Recent years have marked the beginning and expansion of the Social Web, in which people freely express and respond to opinion on a whole variety of topics. While the growing volume of subjective information available allows for better and more informed decisions of the users, the quantity of data to be analyzed imposed the development of specialized Natural Language Processing (NLP) systems that automatically detect subjectivity in text and subsequently extract, classify and summarize the opinions available on different topics. Although these research fields have been highly dynamic in the past years, dealing with subjectivity in text has proven to be a complex, interdisciplinary problem that remains far from being solved. Its challenges include the need to address the issue from different perspectives and at different levels, depending on the characteristics of the textual genre, the language(s) treated and the final application for which the analysis is done.
The aim of the 4th Workshop on Computational Approaches to Subjectivity, Sentiment and Social Media Analysis (WASSA 2013) is to continue the line of the previous three editions, bringing together researchers in Computational Linguistics working on Subjectivity and Sentiment Analysis and researchers working on interdisciplinary aspects of affect computation from text. Additionally, this year, we would like to extend the focus to Social Media phenomena and the impact of affect-related phenomena in this context.

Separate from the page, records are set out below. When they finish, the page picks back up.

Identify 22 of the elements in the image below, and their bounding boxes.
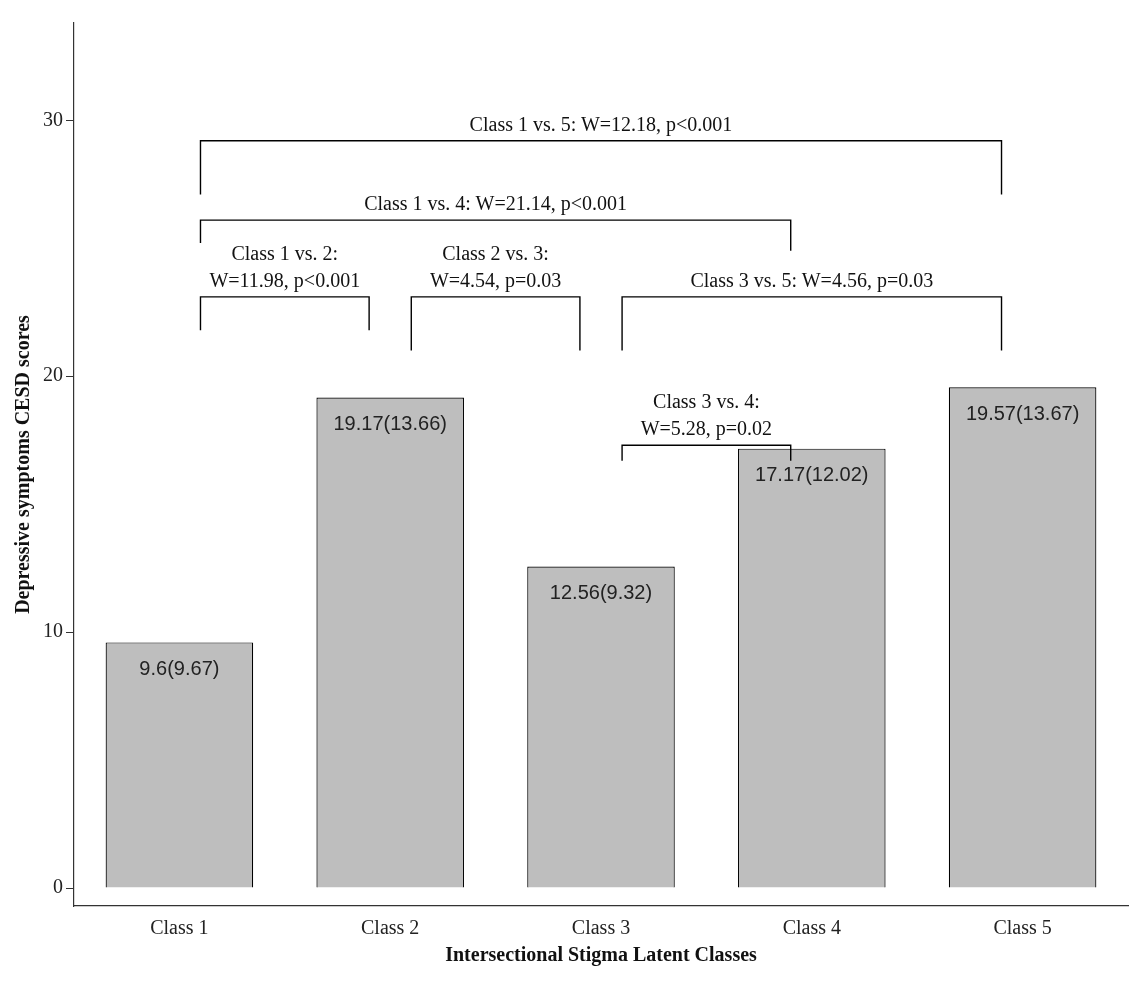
annotation: Class 3 vs. 5: W=4.56, p=0.03 xyxy=(690,268,934,291)
y-axis-title: Depressive symptoms CESD scores xyxy=(11,314,35,614)
data-label: 19.17(13.66) xyxy=(333,411,447,434)
y-tick-label: 0 xyxy=(53,875,63,898)
x-tick-label: Class 5 xyxy=(993,916,1052,939)
x-axis-title: Intersectional Stigma Latent Classes xyxy=(445,943,758,967)
y-tick-label: 20 xyxy=(43,363,63,386)
data-label: 17.17(12.02) xyxy=(755,463,869,486)
data-label: 9.6(9.67) xyxy=(139,656,220,679)
annotation: Class 2 vs. 3: W=4.54, p=0.03 xyxy=(428,240,563,294)
annotation: Class 1 vs. 5: W=12.18, p<0.001 xyxy=(468,111,734,138)
x-tick-label: Class 4 xyxy=(782,916,841,939)
x-tick-label: Class 2 xyxy=(361,916,420,939)
data-label: 19.57(13.67) xyxy=(965,401,1080,424)
annotation: Class 3 vs. 4: W=5.28, p=0.02 xyxy=(639,389,774,442)
x-tick-label: Class 3 xyxy=(571,916,631,939)
annotation: Class 1 vs. 4: W=21.14, p<0.001 xyxy=(363,191,628,217)
y-tick-label: 10 xyxy=(43,619,63,642)
x-tick-label: Class 1 xyxy=(150,916,209,939)
y-tick-label: 30 xyxy=(43,107,63,130)
data-label: 12.56(9.32) xyxy=(549,581,653,604)
annotation: Class 1 vs. 2: W=11.98, p<0.001 xyxy=(208,240,362,294)
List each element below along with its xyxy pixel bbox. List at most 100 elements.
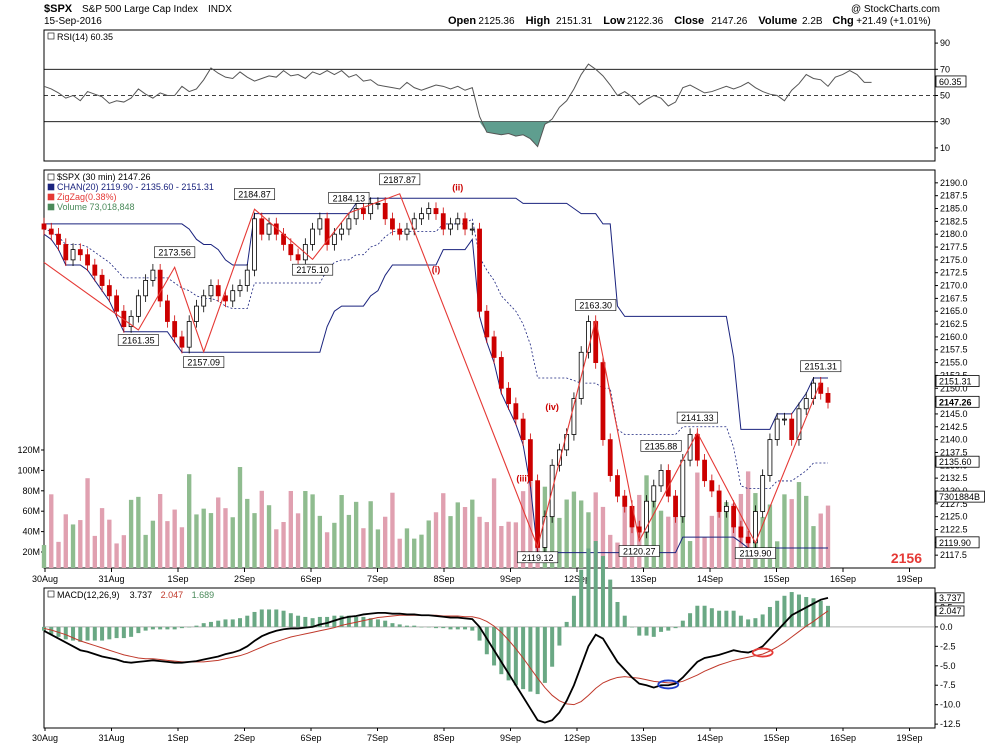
- volume-bar: [99, 508, 105, 568]
- candle-body: [288, 244, 294, 256]
- volume-bar: [586, 512, 591, 568]
- macd-histogram-bar: [767, 606, 772, 627]
- macd-histogram-bar: [695, 605, 700, 627]
- macd-histogram-bar: [680, 620, 685, 627]
- price-tick-label: 2122.5: [940, 524, 968, 534]
- candle-body: [607, 439, 613, 476]
- volume-bar: [782, 494, 787, 568]
- volume-bar: [796, 482, 802, 568]
- volume-bar: [368, 501, 373, 568]
- macd-tick-label: -12.5: [940, 719, 961, 729]
- price-tick-label: 2127.5: [940, 499, 968, 509]
- volume-tick-label: 80M: [22, 486, 40, 496]
- macd-histogram-bar: [230, 619, 235, 627]
- price-badge: [935, 490, 985, 503]
- rsi-value-label: 60.35: [939, 77, 962, 87]
- volume-bar: [767, 504, 773, 568]
- pivot-label: 2187.87: [383, 175, 416, 185]
- volume-tick-label: 40M: [22, 527, 40, 537]
- volume-bar: [695, 472, 700, 568]
- volume-bar: [303, 491, 308, 568]
- candle-body: [230, 290, 236, 302]
- index-name: S&P 500 Large Cap Index: [82, 4, 198, 15]
- macd-histogram-bar: [615, 602, 620, 627]
- macd-histogram-bar: [535, 626, 540, 695]
- candle-body: [477, 228, 482, 312]
- macd-histogram-bar: [724, 610, 729, 627]
- price-badge: [935, 536, 980, 549]
- candle-body: [375, 202, 381, 205]
- price-badge: [935, 395, 980, 408]
- candle-body: [404, 228, 410, 235]
- rsi-tick-label: 90: [940, 38, 950, 48]
- candle-body: [411, 218, 417, 230]
- macd-histogram-bar: [622, 615, 627, 627]
- pivot-label: 2157.09: [187, 358, 220, 368]
- wave-label: (iv): [545, 402, 559, 412]
- candle-body: [716, 490, 722, 512]
- volume-bar: [564, 499, 569, 568]
- volume-bar: [818, 513, 823, 568]
- price-tick-label: 2155.0: [940, 358, 968, 368]
- price-legend-item: Volume 73,018,848: [57, 202, 135, 212]
- price-tick-label: 2175.0: [940, 255, 968, 265]
- volume-bar: [760, 516, 765, 568]
- price-tick-label: 2160.0: [940, 332, 968, 342]
- macd-histogram-bar: [419, 626, 424, 628]
- price-badge-label: 7301884B: [939, 492, 980, 502]
- volume-bar: [622, 504, 627, 568]
- macd-histogram-bar: [709, 608, 714, 627]
- stat-value: 2122.36: [627, 16, 664, 27]
- macd-histogram-bar: [158, 626, 163, 630]
- macd-x-tick-label: 6Sep: [300, 733, 321, 743]
- price-badge-label: 2119.90: [939, 538, 971, 548]
- macd-histogram-bar: [760, 614, 765, 627]
- price-tick-label: 2182.5: [940, 216, 968, 226]
- volume-bar: [201, 508, 206, 568]
- candle-body: [702, 459, 707, 482]
- candle-body: [600, 362, 606, 441]
- macd-histogram-bar: [325, 616, 330, 627]
- price-legend-swatch: [47, 183, 55, 191]
- price-tick-label: 2145.0: [940, 409, 968, 419]
- macd-legend-item: MACD(12,26,9): [57, 590, 120, 600]
- price-legend-item: $SPX (30 min) 2147.26: [57, 172, 151, 182]
- macd-histogram-bar: [390, 623, 395, 627]
- pivot-label: 2151.31: [804, 362, 837, 372]
- volume-bar: [332, 522, 337, 568]
- candle-body: [818, 382, 824, 394]
- rsi-tick-label: 30: [940, 117, 950, 127]
- macd-histogram-bar: [201, 623, 206, 627]
- stat-label: Volume: [758, 15, 797, 27]
- candle-body: [324, 218, 330, 245]
- macd-line: [43, 596, 829, 724]
- macd-histogram-bar: [238, 618, 242, 627]
- macd-x-tick-label: 13Sep: [630, 733, 656, 743]
- macd-histogram-bar: [368, 618, 373, 627]
- candle-body: [317, 218, 323, 230]
- rsi-tick-label: 50: [940, 91, 950, 101]
- candle-body: [186, 321, 192, 348]
- wave-label: (ii): [452, 183, 463, 193]
- macd-badge: [935, 592, 965, 604]
- wave-label: (i): [432, 265, 441, 275]
- rsi-value-badge: [935, 75, 967, 88]
- volume-bar: [339, 495, 344, 568]
- macd-histogram-bar: [782, 595, 787, 627]
- volume-bar: [107, 519, 112, 568]
- volume-bar: [208, 513, 214, 568]
- macd-histogram-bar: [528, 626, 533, 692]
- volume-bar: [49, 494, 54, 568]
- candle-body: [455, 218, 461, 225]
- volume-bar: [680, 514, 685, 568]
- volume-bar: [448, 516, 453, 568]
- volume-bar: [745, 471, 751, 568]
- pivot-label-box: [618, 545, 660, 557]
- volume-bar: [825, 505, 831, 568]
- macd-histogram-bar: [49, 626, 54, 635]
- volume-bar: [41, 545, 47, 568]
- candle-body: [157, 269, 163, 302]
- macd-histogram-bar: [165, 626, 170, 630]
- volume-bar: [600, 506, 606, 568]
- volume-bar: [266, 505, 272, 568]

Download the pdf version of the CFP.
We encourage the submission of long and short research and demo papers including, but not restricted to the following topics related to subjectivity, sentiment and social media analysis:
- Lexical semantic resources, corpora and annotations for subjectivity, sentiment and social media analysis; (semi-)automatic corpora generation and annotation
- Opinion retrieval, extraction, categorization, aggregation and summarization
- Trend detection in social media using subjectivity and sentiment analysis techniques
- Data linking through social networks based on affect-related NLP methods
- Impact of affective data from social media
- Mass opinion estimation based on NLP and statistical models
- Online reputation management
- Topic and sentiment studies and applications of topic-sentiment analysis
- Domain, topic and genre dependency of sentiment analysis
- Ambiguity issues and word sense disambiguation of subjective language
- Pragmatic analysis of the opinion mining task
- Use of Semantic Web technologies for subjectivity and sentiment analysis
- Improvement of NLP tasks using subjectivity and/or sentiment analysis
- Intrinsic and extrinsic evaluations subjectivity and sentiment analysis
- Subjectivity, sentiment and emotion detection in social networks
- Classification of stance in dialogues
- Applications of sentiment and social media analysis systems
We also encourage participants to provide demos of their systems, thus giving them the opportunity to obtain feedback on their achievements and issues. At the same time, with the help of demos, we aim at enriching the discussion forum with application-specific topics for debate.